Net external demand contributed positively to the GDP growth as exports rose 0.7 percent (vs 3.2 percent in Q1) while imports slumped 2.1 percent (vs 4.7 percent in Q1). In addition, government spending edged up 0.1 percent, the same pace as in the previous quarter.
By contrast, household expenditure shrank 0.3 percent (vs 0.2 percent in Q1), due to lower consumption of non durable goods and services (-0.7 percent vs 0.6 percent). Still, there were increases in consumption of food (0.4 percent vs -0.1 percent) and durable goods (1.2 percent vs -2.2 percent).

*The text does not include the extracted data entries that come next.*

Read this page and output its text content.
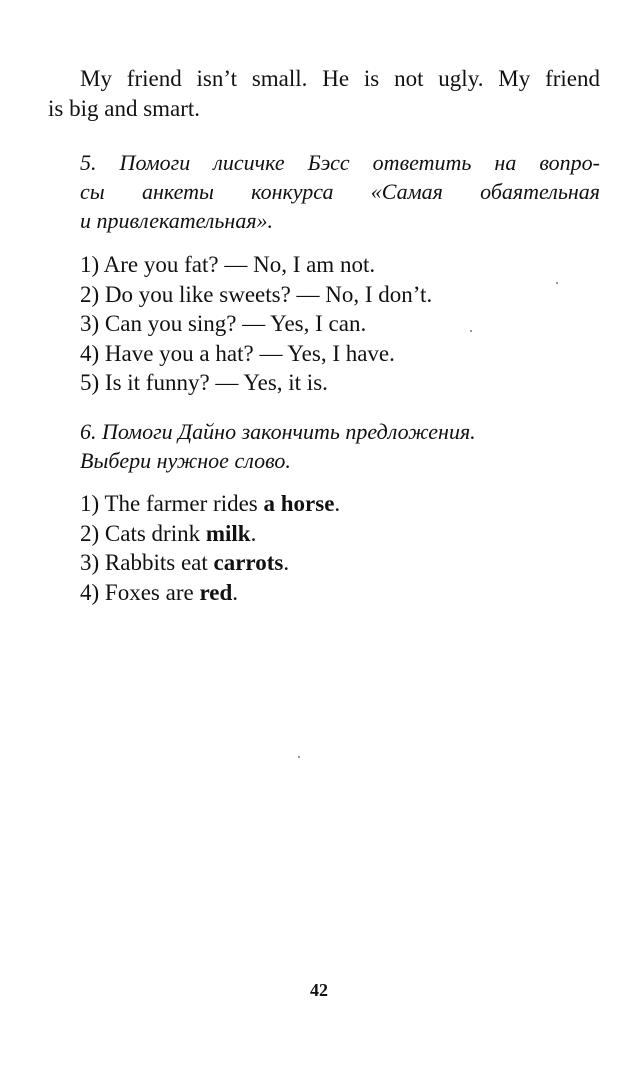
My friend isn’t small. He is not ugly. My friend
is big and smart.

5. Помоги лисичке Бэсс ответить на вопро-
сы анкеты конкурса «Самая обаятельная
и привлекательная».

1) Are you fat? — No, I am not.
2) Do you like sweets? — No, I don’t.
3) Can you sing? — Yes, I can.
4) Have you a hat? — Yes, I have.
5) Is it funny? — Yes, it is.

6. Помоги Дайно закончить предложения.
Выбери нужное слово.

1) The farmer rides a horse.
2) Cats drink milk.
3) Rabbits eat carrots.
4) Foxes are red.
42
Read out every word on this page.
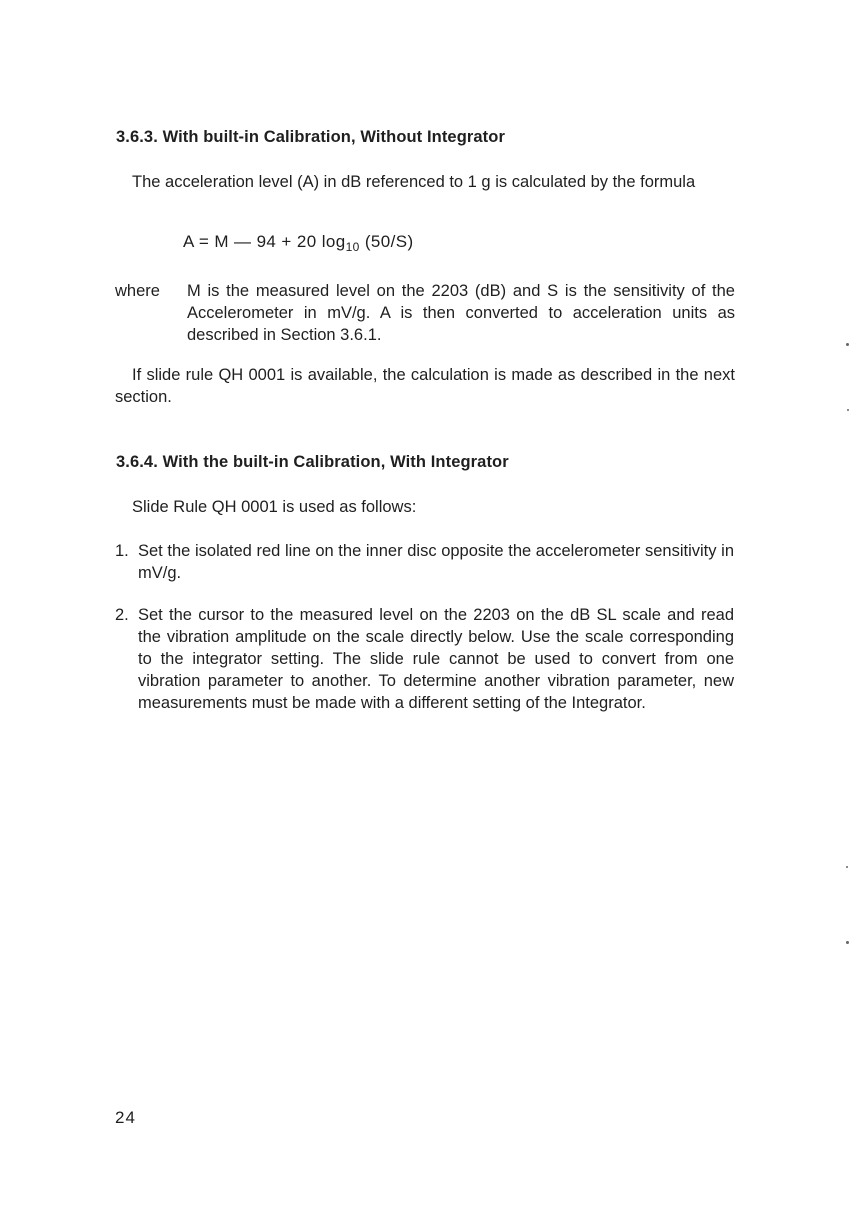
3.6.3. With built-in Calibration, Without Integrator

The acceleration level (A) in dB referenced to 1 g is calculated by the formula

A = M — 94 + 20 $\log_{10} (50/S)$

where M is the measured level on the 2203 (dB) and S is the sensitivity of the Accelerometer in mV/g. A is then converted to acceleration units as described in Section 3.6.1.

If slide rule QH 0001 is available, the calculation is made as described in the next section.

3.6.4. With the built-in Calibration, With Integrator

Slide Rule QH 0001 is used as follows:

1. Set the isolated red line on the inner disc opposite the accelerometer sensitivity in mV/g.

2. Set the cursor to the measured level on the 2203 on the dB SL scale and read the vibration amplitude on the scale directly below. Use the scale corresponding to the integrator setting. The slide rule cannot be used to convert from one vibration parameter to another. To determine another vibration parameter, new measurements must be made with a different setting of the Integrator.

24
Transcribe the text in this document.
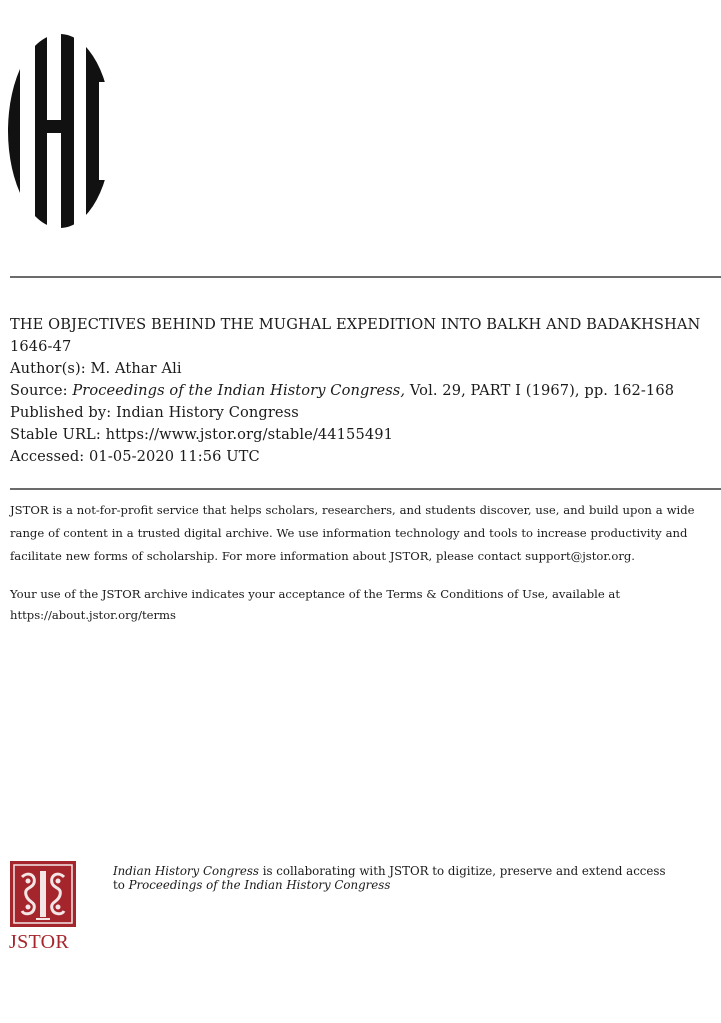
THE OBJECTIVES BEHIND THE MUGHAL EXPEDITION INTO BALKH AND BADAKHSHAN
1646-47
Author(s): M. Athar Ali
Source: Proceedings of the Indian History Congress, Vol. 29, PART I (1967), pp. 162-168
Published by: Indian History Congress
Stable URL: https://www.jstor.org/stable/44155491
Accessed: 01-05-2020 11:56 UTC

JSTOR is a not-for-profit service that helps scholars, researchers, and students discover, use, and build upon a wide

range of content in a trusted digital archive. We use information technology and tools to increase productivity and

facilitate new forms of scholarship. For more information about JSTOR, please contact support@jstor.org.

Your use of the JSTOR archive indicates your acceptance of the Terms & Conditions of Use, available at

https://about.jstor.org/terms

JSTOR

Indian History Congress is collaborating with JSTOR to digitize, preserve and extend access

to Proceedings of the Indian History Congress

Also, fixed investment contracted 2.4 percent (vs 8.4 percent in Q1) due to lower spending on other machinery and equipment including weapon systems (-4.9 percent vs 13.0 percent) and construction (-3.6 percent vs 10.7 percent); while rises were seen in transport equipment spending (5.6 percent vs -0.6 percent) and intellectual property products investment (1.8 percent vs -0.6 percent).
Year-on-year, the economy grew 1.8 percent in the second quarter, also unrevised from the preliminary estimate and matching the expansion recorded in the previous period. Domestic demand was the main driver of growth while net exports contributed negatively to the GDP.